4. Tujuan Pendidikan Esensialisme
Tujuan pendidikan esensialisme adalah menyampaikan warisan budaya dan sejarah melalui suatu inti pengetahuan yang telah terhimpun, dasar bertahan sepanjang waktu untuk diketahui oleh semua orang. Pengetahuan ini diikuti oleh keterampilan, sikap, dan nilai-nilai yang tepat untuk membentuk unsur-unsur yang inti (esensialisme) sebuah pendidikan sehingga pendidikan bertujuan mencapai standart akademik yang tinggi, pengembangan intelek atau kecerdasan.
D.     Peranan sekolah dan guru
    [3] peranan sekolah adalah memelihara dan menyampaikan warisan budaya dan sejarah pada generasi pelajar dewasa ini. Melalui hikmat dan pengalaman yang terakumulasi dari disiplin tradisioanal. Di sekolah tiap siswa belajar pengetahuan, skill, dan sikap serta nilai yang diperlukan untuk menjadi manusia sebagai anggota masyarakat. Belajar efektif di sekolah adalah proses belajar yang keras dalam penanaman fakta-fakta dengan penggunaan waktu secara relative singkat, tidak ada tempat bagi pelajaran pilihan. Kurikulum dan lingkungan kelas disusun oleh guru.
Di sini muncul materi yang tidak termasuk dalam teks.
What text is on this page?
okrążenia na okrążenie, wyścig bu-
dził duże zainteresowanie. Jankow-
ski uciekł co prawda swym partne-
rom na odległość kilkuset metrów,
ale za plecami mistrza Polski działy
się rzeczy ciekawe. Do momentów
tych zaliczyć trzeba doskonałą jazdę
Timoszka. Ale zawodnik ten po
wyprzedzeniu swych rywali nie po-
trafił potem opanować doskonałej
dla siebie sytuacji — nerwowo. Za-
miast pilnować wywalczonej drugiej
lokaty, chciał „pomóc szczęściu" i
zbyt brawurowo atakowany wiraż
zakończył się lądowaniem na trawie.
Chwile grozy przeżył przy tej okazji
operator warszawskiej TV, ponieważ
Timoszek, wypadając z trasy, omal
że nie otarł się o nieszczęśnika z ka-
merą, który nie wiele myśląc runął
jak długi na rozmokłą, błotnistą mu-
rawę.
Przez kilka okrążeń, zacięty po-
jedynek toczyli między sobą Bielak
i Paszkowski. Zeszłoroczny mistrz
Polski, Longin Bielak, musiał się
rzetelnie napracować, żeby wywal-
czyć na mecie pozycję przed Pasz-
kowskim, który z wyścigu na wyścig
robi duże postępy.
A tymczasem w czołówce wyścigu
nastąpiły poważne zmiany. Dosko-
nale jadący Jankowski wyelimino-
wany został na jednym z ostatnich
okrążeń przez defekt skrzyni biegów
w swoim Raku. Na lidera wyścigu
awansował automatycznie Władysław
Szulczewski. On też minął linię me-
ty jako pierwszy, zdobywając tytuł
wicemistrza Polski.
Waktu, tenaga, dan dana semuanya ditujukan untuk belajar yang esensial.
Selanjutnya mengenai peranan guru banyak persamaannya dengan perenialisme. Guru dianggap sebagai seseorang yang menguasai lapangan subjek khusus, dan merupakan model contoh yang sangat baik untuk ditiru. Guru merupakan orang yang menguasai pengetahuan, dan kelas berada di bawah pengaruh dan pengawasan guru. Pendidikan berpusat pada guru (teacher centered) Peranan guru kuat dalam mempengaruhi dan menguasai kegiatan –kegiatan di kelas. Guru berperan sebagai sebuah contoh dalam pengawasan nilai-nilai dan penguasaan pengetahuan atau gagasan.
Siswa adalah mahluk rasional dalam kekuasaan fakta dan keterampilan-keterampilan pokok yang siap melakukan latihan-latihan intelektif atau berfikir Umumnya diyakini bahwa pelajar tidak betul-betul mengetahui apa yang diinginkan, dan mereka harus dipaksa belajar. Metode utama adalah latihan mental, misalnya melalui diskusi dan pemberian tugas, penguasaan pengetahuan, misalnya melalui penyampaian informasi dan membaca.

E.     Prinsip-prinsip pendidikan Essensialisme
prinsip-prinsip pendidikan esensialisme dapat dikemukakan sebagai berikut :
1)      Pendidikan harus dilakukan melalui usaha yang keras, tidak begitu saja timbul dari siswa.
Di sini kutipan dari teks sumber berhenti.